Nació Alexander en 1918 cuando su padre polaco moría en el amanecer revolucionario de Rusia. Escribir fue su pasión secreta. Secreta y peligrosa en una sociedad que no admitía la desnuda crítica. Pagó caro por ella. Bastaron algunas cartas enviadas pocos días antes de la caída de Berlín – cartas donde rebajaba las glorias que entonces se obsequiaban a Stalin- para ser condenado al helado Gulag.
El XX Congreso comunista que cuestionó la santidad inapelable del dictador que modeló a la moderna Rusia le concedió alguna libertad para difundir sus creaciones. Pero su Archipiélago resultó indigerible para los círculos políticos que apenas empezaban a probar algunas dosis de libertad. Fue expulsado en 1969 de la Unión Rusa de Escritores, y es probable que el Gulag le habría dado nuevamente una malvenida si un año después no se le hubiera concedido el Premio Nobel.
Pero su expulsión de Rusia no se demoró: desprovisto de pasaporte y nacionalidad, en 1974 se asiló en Estados Unidos. Allí vivirá veinte años cambiando el destinatario de sus protestas: ya no es el encierro sino la insulsa e insultante libertad capitalista que rebaja, por otros medios, la humana condición. Sin embargo, el público lector hoy admira y se regocija con sus relatos, y se eleva su figura a los niveles de un Tolstoi o un Dostoevsky.
Cuando Putin llegó al poder le devolvieron la ciudadanía y la posibilidad de un retorno. Y entonces se consagra a glorificar a una Rusia que ahora acepta las bendiciones de la Iglesia ortodoxa sin renunciar a las aspiraciones expansionistas de los zares.

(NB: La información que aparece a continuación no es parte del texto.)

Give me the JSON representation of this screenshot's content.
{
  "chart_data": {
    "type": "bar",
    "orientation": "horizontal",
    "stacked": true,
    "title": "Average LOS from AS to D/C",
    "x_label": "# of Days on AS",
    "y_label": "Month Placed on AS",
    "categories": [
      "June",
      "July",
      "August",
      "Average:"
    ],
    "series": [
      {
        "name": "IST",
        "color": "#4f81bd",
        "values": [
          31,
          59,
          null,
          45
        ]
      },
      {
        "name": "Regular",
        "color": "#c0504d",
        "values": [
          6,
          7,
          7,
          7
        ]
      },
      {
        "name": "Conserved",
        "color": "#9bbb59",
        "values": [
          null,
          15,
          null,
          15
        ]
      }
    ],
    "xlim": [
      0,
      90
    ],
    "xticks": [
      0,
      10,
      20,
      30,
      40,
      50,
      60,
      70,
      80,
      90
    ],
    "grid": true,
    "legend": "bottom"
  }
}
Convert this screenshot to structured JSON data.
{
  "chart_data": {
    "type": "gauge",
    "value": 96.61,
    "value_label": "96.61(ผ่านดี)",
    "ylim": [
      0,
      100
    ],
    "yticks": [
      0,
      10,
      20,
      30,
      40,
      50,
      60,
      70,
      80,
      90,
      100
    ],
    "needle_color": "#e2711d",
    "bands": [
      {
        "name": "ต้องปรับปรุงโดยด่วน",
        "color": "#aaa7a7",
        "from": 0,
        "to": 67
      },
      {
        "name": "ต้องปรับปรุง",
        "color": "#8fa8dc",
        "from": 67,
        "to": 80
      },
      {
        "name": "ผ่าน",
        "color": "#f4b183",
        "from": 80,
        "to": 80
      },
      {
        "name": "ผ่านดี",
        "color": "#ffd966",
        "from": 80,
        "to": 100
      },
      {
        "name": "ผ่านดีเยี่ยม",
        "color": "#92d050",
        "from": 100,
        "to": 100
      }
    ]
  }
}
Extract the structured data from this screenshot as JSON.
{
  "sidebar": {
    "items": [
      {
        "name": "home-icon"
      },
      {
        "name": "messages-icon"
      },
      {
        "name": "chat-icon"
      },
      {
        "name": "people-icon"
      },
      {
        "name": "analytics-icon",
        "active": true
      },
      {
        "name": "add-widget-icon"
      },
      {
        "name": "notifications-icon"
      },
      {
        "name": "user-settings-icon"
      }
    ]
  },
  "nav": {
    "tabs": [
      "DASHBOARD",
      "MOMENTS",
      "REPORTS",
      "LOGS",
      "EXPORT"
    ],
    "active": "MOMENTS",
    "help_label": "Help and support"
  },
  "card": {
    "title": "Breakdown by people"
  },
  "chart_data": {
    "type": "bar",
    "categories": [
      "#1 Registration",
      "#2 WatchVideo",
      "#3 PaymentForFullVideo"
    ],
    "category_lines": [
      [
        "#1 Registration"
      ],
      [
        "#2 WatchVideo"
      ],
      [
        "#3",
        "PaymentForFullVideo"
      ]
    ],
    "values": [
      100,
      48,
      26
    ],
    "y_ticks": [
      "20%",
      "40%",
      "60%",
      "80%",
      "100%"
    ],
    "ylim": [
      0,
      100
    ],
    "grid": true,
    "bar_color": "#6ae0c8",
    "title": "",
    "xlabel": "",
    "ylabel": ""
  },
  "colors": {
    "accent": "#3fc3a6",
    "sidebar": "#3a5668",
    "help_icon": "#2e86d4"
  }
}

Conspirando contra los múltiples incidentes que quebraron su vida y la salud, Alexander falleció frisando los 90 años. Y como sus predecesores que hoy apenas gozan de alguna lectura, también él fue testigo de un noble impulso revolucionario que se envenenó a mitad de camino. No es el único. La devoción a los equivalentes del Zar reduce la creatividad literaria. En Rusia y en los regímenes que con otras banderas suprimen la entrega literaria.